Kelley and Ideker’s BPM is a network motif found in the superimposition of synthetic lethality genetic interaction (GI) edges, and physical protein-protein interaction (PI) edges. Consider a model consisting of a pair of protein pathways where each pathway serves as a redundant backup for the other. Within each pathway, there will be many physical interactions between nodes (protein-protein binding, direct transcriptional regulation, etc.), reflecting each pathway’s existence as a coherent functional unit. Synthetic-lethality interactions, on the other hand, will be few or nonexistent within each pathway, since the other pathway provides a failsafe mechanism for its partner. Between the two pathways, there will be more observed synthetic-lethality interactions: if corresponding components are deleted or suppressed in both pathways at once, the fault-tolerance of the system is defeated, and the strain dies. A network motif corresponding to this situation, in which two groups of genes, each group found to be edge-dense within the PI network, are connected by many synthetic-lethality edges in the GI network, defines the BPM (see Fig. 1: panel A). In Brady et al.⁴, we observed that the dense bipartite subgraphs that comprised the synthetic lethality edges in BPMs were analogous to 2-edge cuts, and used the theory of max cut problems to design algorithms to find putative BPM subgraphs in this setting; using the location of the known physical interaction edges as validation⁴. Thus our method required only the GI network as input, and found BPMs without considering the PI network. Other early papers also considered the task of finding BPMs in this unweighted setting^5,6.

Advances in the technology led to high-throughput experiments using E-MAP⁷ and SGA⁸ technologies that were able to give a scalar weight to the genetic interaction edges (instead of just the binary viable/non-viable). The weights on genetic interaction edges were calculated from a null model of the expected sickness of the double mutant as compared with its constituent single deletion mutants. The earliest high-throughput experiments used a null model based on the fitness of the sicker of the single deletion mutants⁸. We created the LocalCut algorithm^9,10 that generalized the notion of BPM to this setting, in the natural way (see the definition of gBPM below).

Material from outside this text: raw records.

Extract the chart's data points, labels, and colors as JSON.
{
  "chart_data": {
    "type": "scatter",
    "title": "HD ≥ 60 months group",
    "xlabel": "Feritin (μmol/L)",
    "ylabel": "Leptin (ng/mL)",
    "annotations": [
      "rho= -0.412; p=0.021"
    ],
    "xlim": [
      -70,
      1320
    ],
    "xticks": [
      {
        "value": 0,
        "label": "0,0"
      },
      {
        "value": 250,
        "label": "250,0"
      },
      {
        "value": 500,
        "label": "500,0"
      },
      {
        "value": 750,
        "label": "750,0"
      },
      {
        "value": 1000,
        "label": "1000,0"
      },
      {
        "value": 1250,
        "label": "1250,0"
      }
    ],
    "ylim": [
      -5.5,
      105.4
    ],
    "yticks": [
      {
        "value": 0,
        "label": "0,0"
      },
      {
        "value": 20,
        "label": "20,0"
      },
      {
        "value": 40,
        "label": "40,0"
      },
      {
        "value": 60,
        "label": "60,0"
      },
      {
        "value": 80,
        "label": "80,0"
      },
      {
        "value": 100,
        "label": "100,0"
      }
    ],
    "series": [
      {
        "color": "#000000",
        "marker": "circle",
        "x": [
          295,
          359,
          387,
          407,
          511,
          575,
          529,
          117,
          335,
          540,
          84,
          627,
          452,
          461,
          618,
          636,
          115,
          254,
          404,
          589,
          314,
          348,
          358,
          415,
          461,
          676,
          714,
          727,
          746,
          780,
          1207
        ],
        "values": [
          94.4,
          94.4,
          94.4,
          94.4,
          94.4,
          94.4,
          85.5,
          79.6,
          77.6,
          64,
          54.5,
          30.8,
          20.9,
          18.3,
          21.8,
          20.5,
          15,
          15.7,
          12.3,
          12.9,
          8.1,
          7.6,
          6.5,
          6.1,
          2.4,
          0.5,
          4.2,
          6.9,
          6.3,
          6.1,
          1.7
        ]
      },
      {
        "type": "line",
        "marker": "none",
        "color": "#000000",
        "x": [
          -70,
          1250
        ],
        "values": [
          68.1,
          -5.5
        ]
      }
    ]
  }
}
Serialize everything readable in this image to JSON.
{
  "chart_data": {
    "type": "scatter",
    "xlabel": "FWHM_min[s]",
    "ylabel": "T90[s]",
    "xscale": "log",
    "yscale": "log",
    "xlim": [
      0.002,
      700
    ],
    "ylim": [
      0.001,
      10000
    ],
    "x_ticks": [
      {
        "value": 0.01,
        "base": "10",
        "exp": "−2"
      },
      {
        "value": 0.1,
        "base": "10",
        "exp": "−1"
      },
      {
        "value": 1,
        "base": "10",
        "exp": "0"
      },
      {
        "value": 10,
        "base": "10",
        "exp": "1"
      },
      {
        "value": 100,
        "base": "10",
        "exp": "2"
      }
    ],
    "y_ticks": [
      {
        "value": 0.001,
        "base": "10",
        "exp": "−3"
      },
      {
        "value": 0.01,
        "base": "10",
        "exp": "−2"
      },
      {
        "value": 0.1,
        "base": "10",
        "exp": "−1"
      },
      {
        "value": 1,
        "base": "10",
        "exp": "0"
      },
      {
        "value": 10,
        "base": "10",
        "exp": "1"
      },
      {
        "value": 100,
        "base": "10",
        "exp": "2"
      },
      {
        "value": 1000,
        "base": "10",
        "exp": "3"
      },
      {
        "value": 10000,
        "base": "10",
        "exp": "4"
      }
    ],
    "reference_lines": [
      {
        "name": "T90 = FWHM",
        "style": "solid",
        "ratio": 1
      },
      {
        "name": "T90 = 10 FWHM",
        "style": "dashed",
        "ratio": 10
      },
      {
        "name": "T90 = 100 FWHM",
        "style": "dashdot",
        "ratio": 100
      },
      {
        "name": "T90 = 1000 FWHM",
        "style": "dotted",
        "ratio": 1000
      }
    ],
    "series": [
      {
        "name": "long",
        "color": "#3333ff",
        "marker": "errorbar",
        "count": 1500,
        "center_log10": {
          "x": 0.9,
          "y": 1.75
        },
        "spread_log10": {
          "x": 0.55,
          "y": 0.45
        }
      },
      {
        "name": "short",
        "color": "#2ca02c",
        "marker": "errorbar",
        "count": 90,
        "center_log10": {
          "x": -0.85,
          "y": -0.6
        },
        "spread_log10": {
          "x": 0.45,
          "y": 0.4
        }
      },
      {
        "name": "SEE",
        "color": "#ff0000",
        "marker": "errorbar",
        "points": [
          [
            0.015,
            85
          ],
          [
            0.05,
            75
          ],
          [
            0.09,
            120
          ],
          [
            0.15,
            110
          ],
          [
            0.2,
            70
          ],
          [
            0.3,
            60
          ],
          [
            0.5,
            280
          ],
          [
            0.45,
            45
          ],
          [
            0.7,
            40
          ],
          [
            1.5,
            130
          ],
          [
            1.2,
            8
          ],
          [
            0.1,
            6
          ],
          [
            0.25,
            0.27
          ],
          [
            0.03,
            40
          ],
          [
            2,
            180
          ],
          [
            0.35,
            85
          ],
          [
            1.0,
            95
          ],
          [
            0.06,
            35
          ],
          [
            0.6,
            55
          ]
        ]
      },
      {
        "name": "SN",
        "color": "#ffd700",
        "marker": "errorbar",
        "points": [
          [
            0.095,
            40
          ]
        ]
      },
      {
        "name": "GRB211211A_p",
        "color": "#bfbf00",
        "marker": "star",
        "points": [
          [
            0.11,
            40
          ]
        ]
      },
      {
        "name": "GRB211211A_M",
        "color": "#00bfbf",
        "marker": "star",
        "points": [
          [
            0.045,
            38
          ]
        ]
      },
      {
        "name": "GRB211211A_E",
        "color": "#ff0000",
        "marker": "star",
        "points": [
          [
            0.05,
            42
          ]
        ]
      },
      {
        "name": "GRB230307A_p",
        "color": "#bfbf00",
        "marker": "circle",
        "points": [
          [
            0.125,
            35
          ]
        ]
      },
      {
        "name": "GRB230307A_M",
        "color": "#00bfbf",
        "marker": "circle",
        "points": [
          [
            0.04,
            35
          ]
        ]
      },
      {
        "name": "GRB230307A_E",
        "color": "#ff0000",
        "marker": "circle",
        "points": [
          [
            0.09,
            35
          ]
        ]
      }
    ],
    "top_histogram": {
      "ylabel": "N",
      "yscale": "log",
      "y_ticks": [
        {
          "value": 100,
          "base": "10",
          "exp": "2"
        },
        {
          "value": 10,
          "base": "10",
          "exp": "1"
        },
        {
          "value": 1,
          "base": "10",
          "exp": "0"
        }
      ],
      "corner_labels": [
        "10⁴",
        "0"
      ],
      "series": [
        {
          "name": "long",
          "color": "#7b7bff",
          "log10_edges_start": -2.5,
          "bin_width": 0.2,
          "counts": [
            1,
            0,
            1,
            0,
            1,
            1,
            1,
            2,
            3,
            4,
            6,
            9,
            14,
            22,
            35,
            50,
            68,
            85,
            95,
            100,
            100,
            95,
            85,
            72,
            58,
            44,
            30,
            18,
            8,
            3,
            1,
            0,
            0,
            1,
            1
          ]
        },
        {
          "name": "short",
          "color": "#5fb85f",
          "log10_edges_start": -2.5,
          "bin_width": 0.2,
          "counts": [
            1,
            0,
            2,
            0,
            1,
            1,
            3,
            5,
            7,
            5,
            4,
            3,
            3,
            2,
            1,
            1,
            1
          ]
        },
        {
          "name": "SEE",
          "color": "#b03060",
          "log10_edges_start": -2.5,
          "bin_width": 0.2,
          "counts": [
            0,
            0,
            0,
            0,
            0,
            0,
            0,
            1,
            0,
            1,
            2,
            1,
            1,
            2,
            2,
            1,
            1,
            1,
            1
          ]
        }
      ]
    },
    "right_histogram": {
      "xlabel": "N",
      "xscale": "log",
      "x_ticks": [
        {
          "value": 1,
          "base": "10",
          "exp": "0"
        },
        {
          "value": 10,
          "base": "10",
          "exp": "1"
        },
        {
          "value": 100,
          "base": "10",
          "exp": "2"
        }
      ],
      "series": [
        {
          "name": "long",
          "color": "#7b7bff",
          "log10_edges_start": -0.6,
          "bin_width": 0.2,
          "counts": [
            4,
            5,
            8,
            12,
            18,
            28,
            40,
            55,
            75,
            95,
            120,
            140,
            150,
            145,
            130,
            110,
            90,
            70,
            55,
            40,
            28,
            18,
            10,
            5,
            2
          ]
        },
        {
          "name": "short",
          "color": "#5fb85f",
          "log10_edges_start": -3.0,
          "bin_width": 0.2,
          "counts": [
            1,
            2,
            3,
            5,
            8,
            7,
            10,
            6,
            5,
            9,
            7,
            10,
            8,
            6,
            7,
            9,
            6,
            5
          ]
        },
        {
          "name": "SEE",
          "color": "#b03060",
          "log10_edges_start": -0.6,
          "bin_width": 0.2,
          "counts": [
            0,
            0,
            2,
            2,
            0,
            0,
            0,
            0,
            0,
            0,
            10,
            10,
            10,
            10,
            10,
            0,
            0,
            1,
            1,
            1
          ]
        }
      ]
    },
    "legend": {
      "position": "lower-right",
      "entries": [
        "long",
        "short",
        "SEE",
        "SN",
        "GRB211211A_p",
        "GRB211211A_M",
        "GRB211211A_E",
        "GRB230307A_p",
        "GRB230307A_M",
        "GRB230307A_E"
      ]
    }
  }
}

However, there is still an open question as to how to best to calculate the weights on the GI edges, based on the measured sickness and wellness of the double deletion mutant as compared to its constituent single deletion mutants. A study of Mani et al.¹¹ showed that a log or multiplicative model behaved in a more informative manner than a model that considered the minimum sickness, particularly for uncovering epistatic relationships including genes whose single deletion mutant was highly deleterious¹¹ (whereas for low-magnitude single deletion mutants, the models were largely equivalent). Thus most subsequent experiments^12,13 moved to a multiplicative model for determining epistasis weights. However, the objective of the work of Mani et al.¹¹ was to determine, in isolation, which pairs of genes showed epistasis, rather than searching for sets of genes that comprised generalized BPMs. There has not been a systematic study of how these weighting schemes influence the computational search for generalized BPMs. This is the subject of the present paper. We find that regardless of whether a minimum, multiple or logarithmic epistasis base model is employed, that squaring the edge weights (to pull them away from zero and denoise the signal, as recommended in Gallant et al¹⁰) improves discovery of generalized BPMs. We also find that some interesting generalized BPMs are uniquely discovered by each weighting scheme.

Related work

The LocalCut algorithm of Leiserson et al⁹ was shown to be better than a similar algorithm of Kelley and Kingsford¹⁴. Most recently, a new ILP method of Liany et al.¹⁵ was shown to outperform LocalCut when searching for weighted BPMs in two human cancer synthetic lethality networks. However, since their method uses a similar definition of a high scoring weighted BPM as LocalCut, only improving the search heuristic, any weight improvement for LocalCut should also transfer to their methods. Other recent related work (reviewed in Wang et al.¹⁶) is not directly comparable, because it primarily focuses on predicting individual synthetic lethality interactions based on integrating other sources of biological data such as physical protein-protein interaction networks, co-expression data, mutual exclusivity in cancer, or metablomics data^17,18,19, though it is worth mentioning the work of Amar et al²⁰ in particular, that uses combined physical PPI and genetic interaction data to search for network modules, a more general concept than BPMs.

Background

gBPM collections

In the unweighted case, the GI BPMs corresponded to a set of genes, partitioned into two pathways (A, B) where the majority of GI (in this case Synthetic lethality) edges, fell between A and B, with one endpoint in each (hence the name “Between Pathway Model”). The natural generalization to weighted genetic interaction networks, instead searches for pairs of sets of genes, or pathways in which there are predominantly large negative edge weights in the inter-pathway edges, and predominantly positive edge weights among the intra-pathways edges (Fig. 1: panel B). These pairs of sets of genes we will call gBPMs for generalized between pathway models. More formally, we now introduce the following definition:

Definition 1

Let G be a graph with positive and negative real edge weights. A pair of disjoint subsets \((A,B) \in V(G)\) is a (k, W)-gBPM if \(3 \le A,B \le k\), and \(M =\sum _{x \in A, y \in A} w(x,y) + \sum _{x \in B, y \in B} w(x,y) - \sum _{x \in A, y \in B} w(x,y) < -W.\) We refer to positive number \(-M\) as the score of the gBPM.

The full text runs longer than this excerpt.